Interestingly, it was the assurances the US President gave to the American people this weekend that seemed to infuriate the European lawmakers the most. The PRISM programme “does not apply to US citizens and it does not apply to people living the United States,” he told a press conference on 7 June.
These words may have reassured many Americans, but they have put America's allies in an awkward position. Sites like Google and Facebook are global, after all, and widely used in Europe. If they aren't spying on Americans' internet use, then that means they are spying on people in other countries - including allies in Europe.
“What is coming from other side of the Atlantic is very worrying because they are justifying this system by saying it is not applicable to US citizens, only to foreigners,” Belgian Liberal MEP Guy Verhofstadt said in Strasbourg this morning. “Who are the foreigners? I think we are the foreigners, the Europeans.”
"This is us,” echoed Dutch MEP Sophie In 't Veld during an emergency debate held in the plenary session. "What kind of special relationship is that?"
"It is completely unacceptable that the US have different rules [for] US citizens and citizens of other countries,” agreed conservative German MEP Manfred Weber. "The US approach is not our approach but we work together as partners.”
The European Commission, the executive arm of the EU, also joined in on the condemnation. "Programmes such as the so-called PRISM and the laws on the basis of which such programmes are authorised potentially endanger the fundamental right to privacy and to data protection of EU citizens," Tonio Borg, European commissioner for health and consumer policy, told the MEPs. He promised that the Commission would grill their American counterparts on the subject at an EU-US ministerial meeting in Dublin on Friday.
However it did not go unnoticed that despite the fact that they were present in Strasbourg, the Commission president and vice president were not the ones who had come down to the chamber to reassure MEPs. Though it had been expected that Justice Commissioner Viviane Reding would be the one to brief MEPs on the issue, instead it was Borg, who only joined the Commission a few months ago.
The fact that such a ‘junior' member of the Commission was the one sent to deliver the message may reflect the political sensitivity around this issue. While individual European lawmakers are condemning the snooping revelations, it is widely suspected that EU member states have cooperated with the US in this snooping and benefitted from the information, possibly illegally.
Hannes Swoboda, leader of the centre-left group in the Parliament, said he suspects there has been “some cooperation” by EU national governments with the programme. He said the vague explanations given by British foreign minister William Hague after the news broke were not reassuring.
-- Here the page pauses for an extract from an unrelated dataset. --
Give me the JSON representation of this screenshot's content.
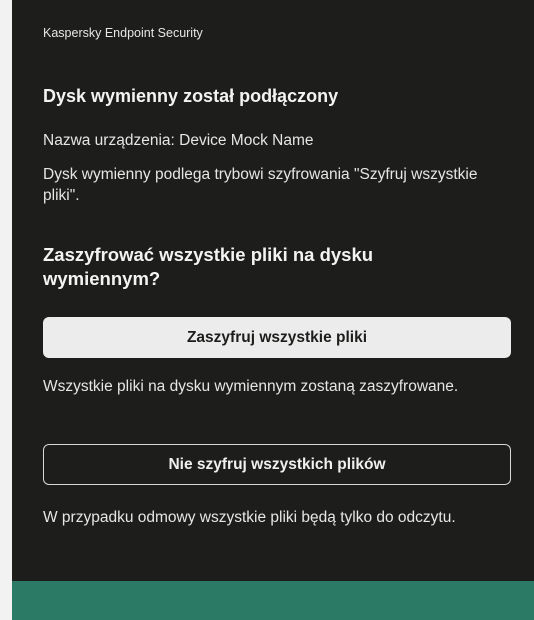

It is suspected that the UK government would have been the main European beneficiary of this snooping.
Perhaps not coincidentally, the British conservatives were the only group in the Parliament today to defend the US programme. "Those companies already named and shamed have so far denied acting outside the law,” said British Conservative MEP Timothy Kirkhope. “Yet here we are already pointing the finger, some of you already expressing anti-American or anti-commission rhetoric."
"It might also be worth some people in this room remembering who the real enemy is, and where it is, and that when we deal with allies, and when we want answers and the truth, that friends listen most when you talk, and not when you shout,” he added.
But Kirkhope's sentiments were not widely shared in Strasbourg today. Some MEPs, including Swoboda, even suggested that the issue will effect ongoing negotiations toward an EU-US trade deal.
It is thought the Parlaiment's civil liberties committee will hold a special hearing on the issue. Other MEPs said this morning that the PRISM case illustrates the need for a global treaty on data privacy.
With so much about the PRISM programme still unclear, this may be a story that is just beginning.